檀家制度によって、檀那寺にお墓を作り、墓は家長が継ぐことになりました。檀家制度があることで、戸籍の役割もあり、最近何世代にも前に遡って家系図を作る商売がありますが、戸籍でたどることができないとお寺に行ったり、お墓を調べたりすることでわかることもあるのです。

 

ちなみに、檀那とは、「お布施」の意味だそうで、お布施でなりたっているお寺ということができます。

 

このように明治より前は個人墓が主流でした。最近では、夫の家の墓に入りたいとして、個人墓を希望する人もいます。

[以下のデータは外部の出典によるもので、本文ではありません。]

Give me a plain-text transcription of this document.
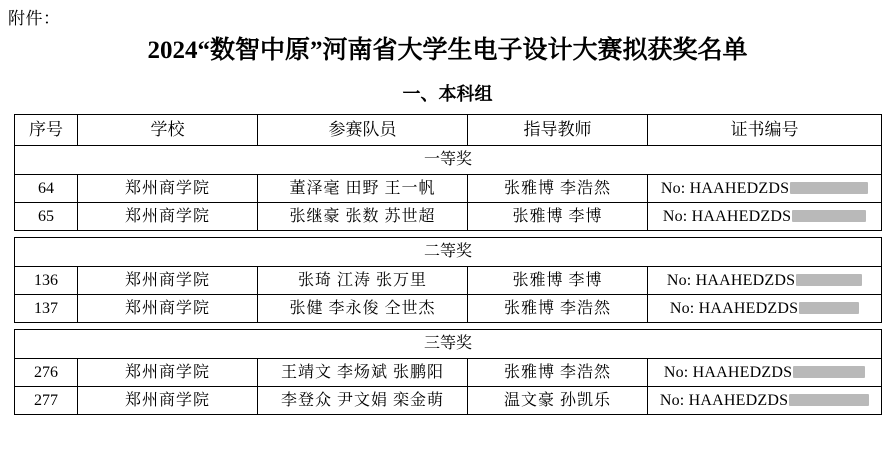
附件：
2024“数智中原”河南省大学生电子设计大赛拟获奖名单
一、本科组
序号	学校	参赛队员	指导教师	证书编号
一等奖				
64	郑州商学院	董泽毫 田野 王一帆	张雅博 李浩然	No: HAAHEDZDS
65	郑州商学院	张继豪 张数 苏世超	张雅博 李博	No: HAAHEDZDS

二等奖				
136	郑州商学院	张琦 江涛 张万里	张雅博 李博	No: HAAHEDZDS
137	郑州商学院	张健 李永俊 仝世杰	张雅博 李浩然	No: HAAHEDZDS

三等奖				
276	郑州商学院	王靖文 李炀斌 张鹏阳	张雅博 李浩然	No: HAAHEDZDS
277	郑州商学院	李登众 尹文娟 栾金萌	温文豪 孙凯乐	No: HAAHEDZDS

永代供養墓のところでも書きましたが、生涯独身で個人墓に入りたいという人の場合、承継者がいないわけですから、永代供養の契約をする必要があります。

最初から永代供養墓に入るとして個人墓、夫婦墓を建てる人もいます。

 

「家墓」が主流になってきたのは、明治以降です。家制度が重んじられてきてからのことです。

 

中には、一人っ子で、夫と妻のそれぞれの親のお墓があって、2つのお墓を管理するのが難しくなってきたという理由から「両家墓」を作る人もいます。

自分の親のみならず、夫、もしくは妻の親と一緒にして、両方の親を祀ります。

 

一方、まったく血縁関係がない人と一緒に遺骨を納める形のお墓が「合同墓」です。「共同墓」「合葬墓」「合祀墓」という場合もあります。

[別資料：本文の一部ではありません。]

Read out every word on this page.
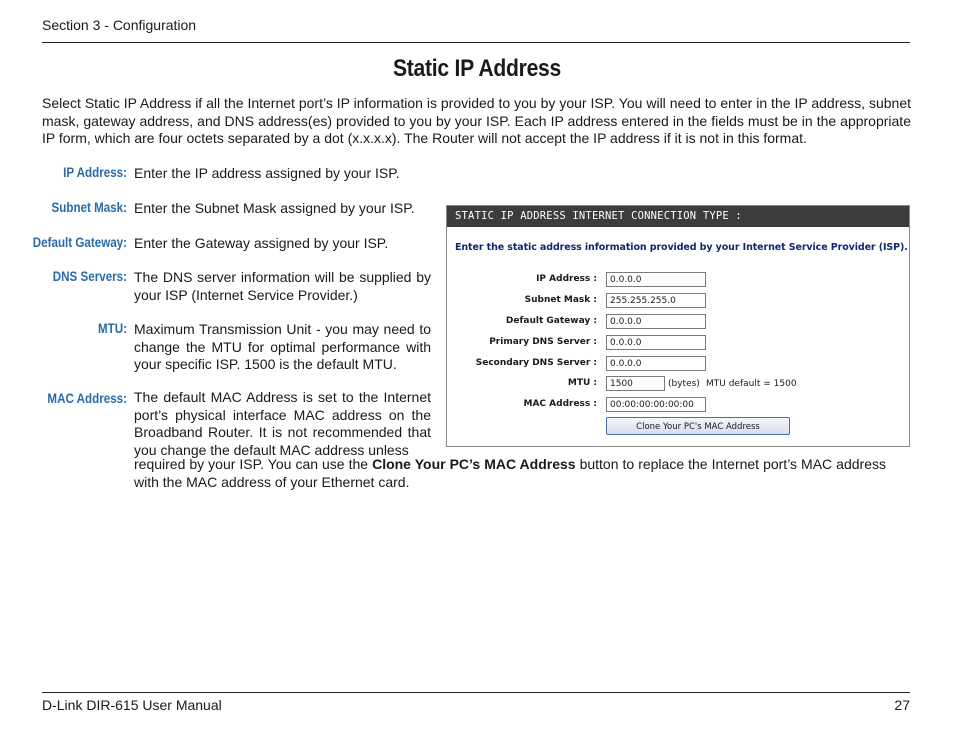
Section 3 - Configuration
Static IP Address
Select Static IP Address if all the Internet port’s IP information is provided to you by your ISP. You will need to enter in the IP address, subnet mask, gateway address, and DNS address(es) provided to you by your ISP. Each IP address entered in the fields must be in the appropriate IP form, which are four octets separated by a dot (x.x.x.x). The Router will not accept the IP address if it is not in this format.
IP Address: Enter the IP address assigned by your ISP.
Subnet Mask: Enter the Subnet Mask assigned by your ISP.
Default Gateway: Enter the Gateway assigned by your ISP.
DNS Servers: The DNS server information will be supplied by your ISP (Internet Service Provider.)
MTU: Maximum Transmission Unit - you may need to change the MTU for optimal performance with your specific ISP. 1500 is the default MTU.
MAC Address: The default MAC Address is set to the Internet port’s physical interface MAC address on the Broadband Router. It is not recommended that you change the default MAC address unless
required by your ISP. You can use the Clone Your PC’s MAC Address button to replace the Internet port’s MAC address with the MAC address of your Ethernet card.
STATIC IP ADDRESS INTERNET CONNECTION TYPE :
Enter the static address information provided by your Internet Service Provider (ISP).
IP Address :	0.0.0.0
Subnet Mask :	255.255.255.0
Default Gateway :	0.0.0.0
Primary DNS Server :	0.0.0.0
Secondary DNS Server :	0.0.0.0
MTU :	1500	(bytes) MTU default = 1500
MAC Address :	00:00:00:00:00:00
Clone Your PC's MAC Address
D-Link DIR-615 User Manual	27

合同墓は、骨壷のまま納めて、一定の期間契約で定められた期間祀られた後に、他の遺骨と一緒に合葬される場合と、最初から骨壷から遺骨を取り出して、他の遺骨と合葬する方法があります。

 

なお、地域によっては、墓埋法の施行以前に、すでに存在し、村落の一部の共同体で限られた人だけが利用できる古い共同墓地があります。これを「みなし墓地」(法律前から存在していた墓地を許可を受けていたとみなしているため)といいます。

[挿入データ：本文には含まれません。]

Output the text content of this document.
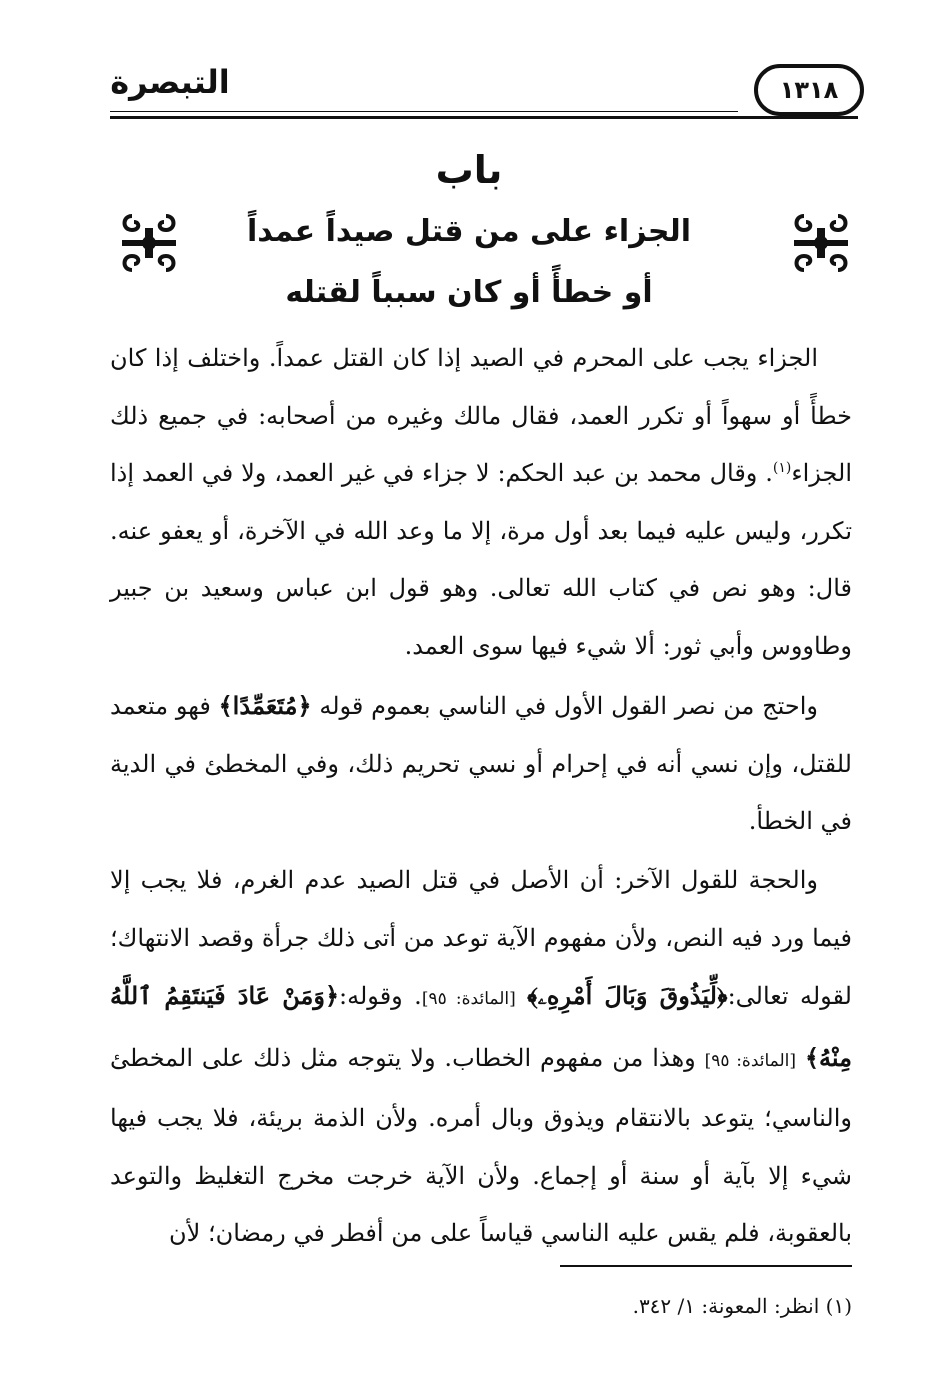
التبصرة	١٣١٨
باب
الجزاء على من قتل صيداً عمداً
أو خطأً أو كان سبباً لقتله

الجزاء يجب على المحرم في الصيد إذا كان القتل عمداً. واختلف إذا كان خطأً أو سهواً أو تكرر العمد، فقال مالك وغيره من أصحابه: في جميع ذلك الجزاء$^{(١)}$. وقال محمد بن عبد الحكم: لا جزاء في غير العمد، ولا في العمد إذا تكرر، وليس عليه فيما بعد أول مرة، إلا ما وعد الله في الآخرة، أو يعفو عنه. قال: وهو نص في كتاب الله تعالى. وهو قول ابن عباس وسعيد بن جبير وطاووس وأبي ثور: ألا شيء فيها سوى العمد.

واحتج من نصر القول الأول في الناسي بعموم قوله ﴿مُتَعَمِّدًا﴾ فهو متعمد للقتل، وإن نسي أنه في إحرام أو نسي تحريم ذلك، وفي المخطئ في الدية في الخطأ.

والحجة للقول الآخر: أن الأصل في قتل الصيد عدم الغرم، فلا يجب إلا فيما ورد فيه النص، ولأن مفهوم الآية توعد من أتى ذلك جرأة وقصد الانتهاك؛ لقوله تعالى:﴿لِّيَذُوقَ وَبَالَ أَمْرِهِۦ﴾ [المائدة: ٩٥]. وقوله:﴿وَمَنْ عَادَ فَيَنتَقِمُ ٱللَّهُ مِنْهُ﴾ [المائدة: ٩٥] وهذا من مفهوم الخطاب. ولا يتوجه مثل ذلك على المخطئ والناسي؛ يتوعد بالانتقام ويذوق وبال أمره. ولأن الذمة بريئة، فلا يجب فيها شيء إلا بآية أو سنة أو إجماع. ولأن الآية خرجت مخرج التغليظ والتوعد بالعقوبة، فلم يقس عليه الناسي قياساً على من أفطر في رمضان؛ لأن

(١) انظر: المعونة: ١/ ٣٤٢.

この共同墓地のことを、共同墓と呼ぶ人もいますが、この古くから地域の人だけで管理していた「みなし墓地」とは、上で説明した「合同墓」とは別のものです。

 

家族や血縁関係のある人と一緒にお墓に入りたい

第一生命経済研究所が2010年に行ったアンケートがあります。

35 歳から 79 歳までの全国の男女 600 名に聞いた
『お墓のゆくえ-継承問題と新しいお墓のあり方-』
~合葬式のお墓に入ってもよいと考えている人は約3割、一方、散骨への抵抗感は強い

http://group.dai-ichi-life.co.jp/dlri/ldi/news/news1007.pdf

誰と一緒にお墓に入りたいかの問いに

「先祖代々のお墓」(39.0%)がトップ。第2位は「今の家族で一緒に入るお墓」(25.0%)。

となっていました。

調査では、

「先祖代々のお墓」を希望する人は、男性では 48.6%いたのに対し、女性では29.9%と、20 ポイント近い差がありました。

合同墓、共同墓についても聞いていました
血縁や婚姻関係を超えた人たちで一緒に入る共同のお墓(合葬式のお墓)についての考えをたずねたところ、

「お墓としては好ましくない」と回答した人はわずか 5.8%で、「自分は利用したくないが、承継者の問題などから普及するのはやむをえない」と考えている人が 49.3%と半数近くに

承継者の問題が頭にあって、仕方がないと考えている人が多いことがうかがえます。
また、合同墓についての意向をたずねると。

「生前に知っている友人や家族などと一緒であれば、自分は利用してもよい」「知らない人と一緒でも、自分は利用してもよい」と考える人を合わせると、29.2%の人は合葬墓に入ってもよいと考えています。

3割近くが合同墓でもよいという考えです。

無縁墓について、無縁化防止対策としては、

「期限付きのお墓にして、継承する人がいなければ期限後に合葬する」方法を挙げた人が 35.3%と最も多くなりましたが、「寺や教会などが子孫に代わって管理する」方法を挙げる人(33.4%)とほぼ二分

永代供養墓を意識しているようで、養子をとってでも子孫が墓の継承者となる方法を考えることや、散骨をして墓自体を作らないという考えよりは多かったです。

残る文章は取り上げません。